Oliver Kautny
Zur Einleitung
1983 schreibt Wolfgang Sandner in der Frankfurter Allgemeinen
Zeitung, daß sich in den "Wiederholungsritualien" von Pärts
Kompositionen "[...] die spirituelle Erfahrung russischer Orthodoxie mit
der Konzeption moderner minimalistischer Praktiken zu einem ungemein suggestiv
wirkenden Klanggefüge"(Sandner 1983) verbindet. Nach Erscheinen der
ersten Pärt-CD Tabula Rasa spricht Ulrich Schreiber sogar von
einer "Sogwirkung"(Schreiber 1985), die von Pärts Musik ausgeht.
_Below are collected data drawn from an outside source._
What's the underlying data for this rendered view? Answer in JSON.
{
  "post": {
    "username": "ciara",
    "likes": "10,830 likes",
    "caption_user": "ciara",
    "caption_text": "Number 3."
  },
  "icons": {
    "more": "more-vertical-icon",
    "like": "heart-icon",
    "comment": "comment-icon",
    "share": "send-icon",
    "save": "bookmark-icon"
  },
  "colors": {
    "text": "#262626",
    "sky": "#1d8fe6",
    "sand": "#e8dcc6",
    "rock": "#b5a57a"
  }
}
Im
kommenden Jahr resümiert Keith Potter schließlich über
die Musik des Esten:
"[...] its power to move the listener is so strong that
I'm tempted to add the work to the list of significant works of the
last decade."(Potter 1986a)
Die Liste derartiger Äußerungen ließe
sich mühelos fortschreiben und würde unzählige Beispiele
aus Musikkritik wie Musiktheorie umfassen. Sie heben allesamt ein Phänomen
hervor, das in der Pärt-Rezeption seit mehr als 20 Jahren eine hervorragende
Rolle spielt - gemeint ist der Aspekt musikalischer Wirkung, die in Pärts
Musik auf außergewöhnliche Weise angelegt zu sein scheint.
Dieses Wirkungsphänomen schreibt man heute allerdings
nicht dem gesamten Œuvre Arvo Pärts zu. Es sind fast ausschließlich
Werke nach Ausbildung seiner Tintinnabuli-Ästhetik (seit 1975-1976),
die nach Gidon Kremers Welt-Tournee (ab 1977) und Pärts Emigration
(Wien/Berlin 1980/1982) durch ihren phänomenalen Effekt bekannt wurden.
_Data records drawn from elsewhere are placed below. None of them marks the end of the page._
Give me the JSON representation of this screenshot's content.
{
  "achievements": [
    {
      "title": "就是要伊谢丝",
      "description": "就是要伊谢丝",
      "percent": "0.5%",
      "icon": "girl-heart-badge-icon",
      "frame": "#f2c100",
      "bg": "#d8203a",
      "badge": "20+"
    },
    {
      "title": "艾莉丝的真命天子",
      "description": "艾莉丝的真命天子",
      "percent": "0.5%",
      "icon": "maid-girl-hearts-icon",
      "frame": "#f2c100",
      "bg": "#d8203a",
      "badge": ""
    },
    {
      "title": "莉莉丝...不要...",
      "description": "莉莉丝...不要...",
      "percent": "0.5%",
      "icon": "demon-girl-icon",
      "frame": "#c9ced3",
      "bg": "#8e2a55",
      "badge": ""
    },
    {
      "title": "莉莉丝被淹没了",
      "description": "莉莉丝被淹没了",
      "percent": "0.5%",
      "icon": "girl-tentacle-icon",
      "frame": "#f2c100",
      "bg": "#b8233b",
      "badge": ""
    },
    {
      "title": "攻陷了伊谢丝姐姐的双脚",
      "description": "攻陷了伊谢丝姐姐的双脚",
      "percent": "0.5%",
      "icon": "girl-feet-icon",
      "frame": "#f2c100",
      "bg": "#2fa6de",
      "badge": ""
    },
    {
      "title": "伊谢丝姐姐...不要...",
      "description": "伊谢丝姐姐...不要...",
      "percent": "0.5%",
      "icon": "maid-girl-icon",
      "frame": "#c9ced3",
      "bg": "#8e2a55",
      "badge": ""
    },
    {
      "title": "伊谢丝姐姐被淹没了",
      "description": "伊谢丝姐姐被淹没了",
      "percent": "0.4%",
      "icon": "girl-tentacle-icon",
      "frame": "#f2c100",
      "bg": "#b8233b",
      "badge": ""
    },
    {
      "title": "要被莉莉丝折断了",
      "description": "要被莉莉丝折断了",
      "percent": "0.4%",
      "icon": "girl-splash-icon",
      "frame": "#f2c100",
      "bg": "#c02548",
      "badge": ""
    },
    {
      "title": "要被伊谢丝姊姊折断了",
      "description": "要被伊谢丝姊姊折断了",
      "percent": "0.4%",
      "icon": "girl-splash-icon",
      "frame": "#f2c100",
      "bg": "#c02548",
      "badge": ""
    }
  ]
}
Die komplizierte Rezeptionsgeschichte der verschiedenen Werke Pärts
kann hier nicht im einzelnen aufgezeigt werden. Es bleibt festzustellen,
daß sein avantgardistisches Frühwerk seither - vor allem in
Westeuropa oder in den USA - im rezeptionsgeschichtlichen Schatten seiner
tonalen, kontemplativen Folgewerke steht1,
die sich rasant verbreiteten und einen Diskurs auslösten, der immer
wieder nach deren ungewöhnlichen Wirkung und Rezeption fragte.
Daß Pärts Aufstieg zu einem der populärsten
zeitgenössischen Komponisten zudem zu einer Zeit geschah, in der u.a.
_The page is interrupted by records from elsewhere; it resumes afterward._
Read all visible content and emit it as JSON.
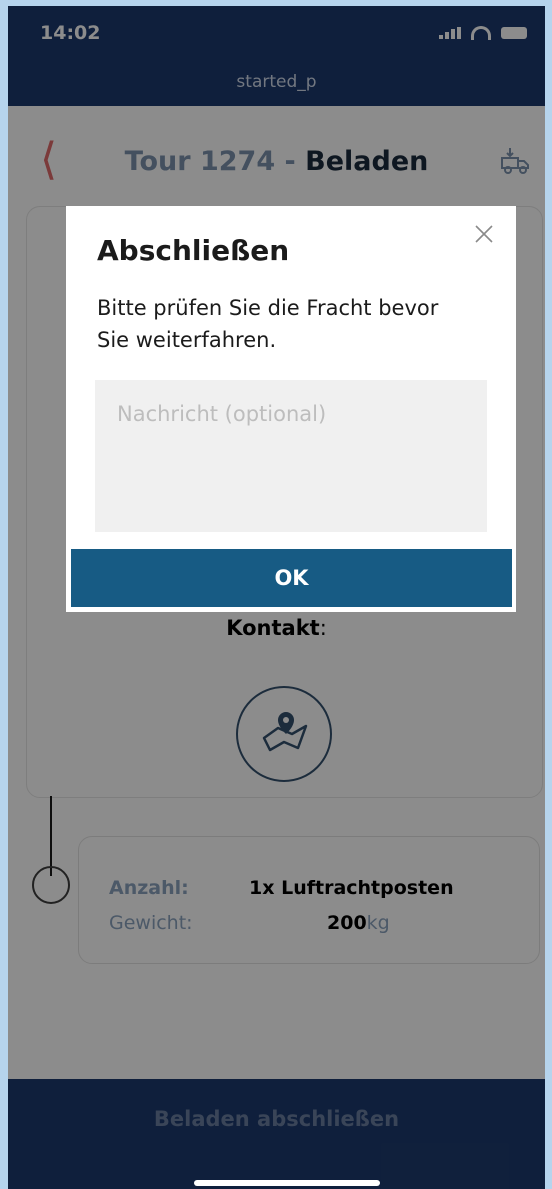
{
  "status_bar": {
    "time": "14:02"
  },
  "app_header": {
    "subtitle": "started_p"
  },
  "nav": {
    "tour_prefix": "Tour 1274 - ",
    "tour_status": "Beladen"
  },
  "stop_card": {
    "contact_label": "Kontakt",
    "contact_colon": ":"
  },
  "item": {
    "anzahl_label": "Anzahl:",
    "anzahl_value": "1x Luftrachtposten",
    "gewicht_label": "Gewicht:",
    "gewicht_value": "200",
    "gewicht_unit": "kg"
  },
  "bottom_action": {
    "label": "Beladen abschließen"
  },
  "modal": {
    "title": "Abschließen",
    "text": "Bitte prüfen Sie die Fracht bevor Sie weiterfahren.",
    "message_placeholder": "Nachricht (optional)",
    "message_value": "",
    "ok_label": "OK"
  },
  "colors": {
    "background": "#b6d4ed",
    "header_navy": "#1d3a6e",
    "ok_button": "#175b84",
    "back_arrow": "#e06a6a"
  }
}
Tonalität, Kommunikation und Spiritualität zu hervorstechenden
Merkmalen der ästhetischen Landschaft wurden, mag sicher kein Zufall
sein. Ohne diese diskursiven Voraussetzungen der 70er und 80er Jahre wäre
sein Weg zu Popularität und Ruhm ebensowenig denkbar wie die angesprochene
Debatte über seine Musik.
Kaum eine Pärtstudie kommt seither ohne den Hinweis
auf den nachhaltigen Eindruck aus, den Pärts Musik bei den Hörern
hinterläßt, ohne den Hinweis auf die für zeitgenössische
Musik ungewöhnliche Resonanz, die seine Werke erfahren. Auch wenn
das ästhetische Urteil über Arvo Pärt dabei durchaus konträr
ausfällt, bleibt die phänomenale Rezeption dieser Musik unbestritten.
Gerade ihr Vermögen, Musikwissenschaft wie Musikkritik, Komponisten
und Hörer quer durch alle Lager zu polarisieren, mag als Ausweis ihrer
Wirkkraft gelten. Die Heftigkeit der Debatten über Pärts Musik
zeugen davon. Exemplarisch mag hierfür die Kontroverse um
1 Dies
trifft jedoch nicht auf viele der estnischen Zeitzeugen der für sie
unvergeßlichen Uraufführungen von z.B. Credo, Nekrolog
und anderen Werken dieser Zeit zu.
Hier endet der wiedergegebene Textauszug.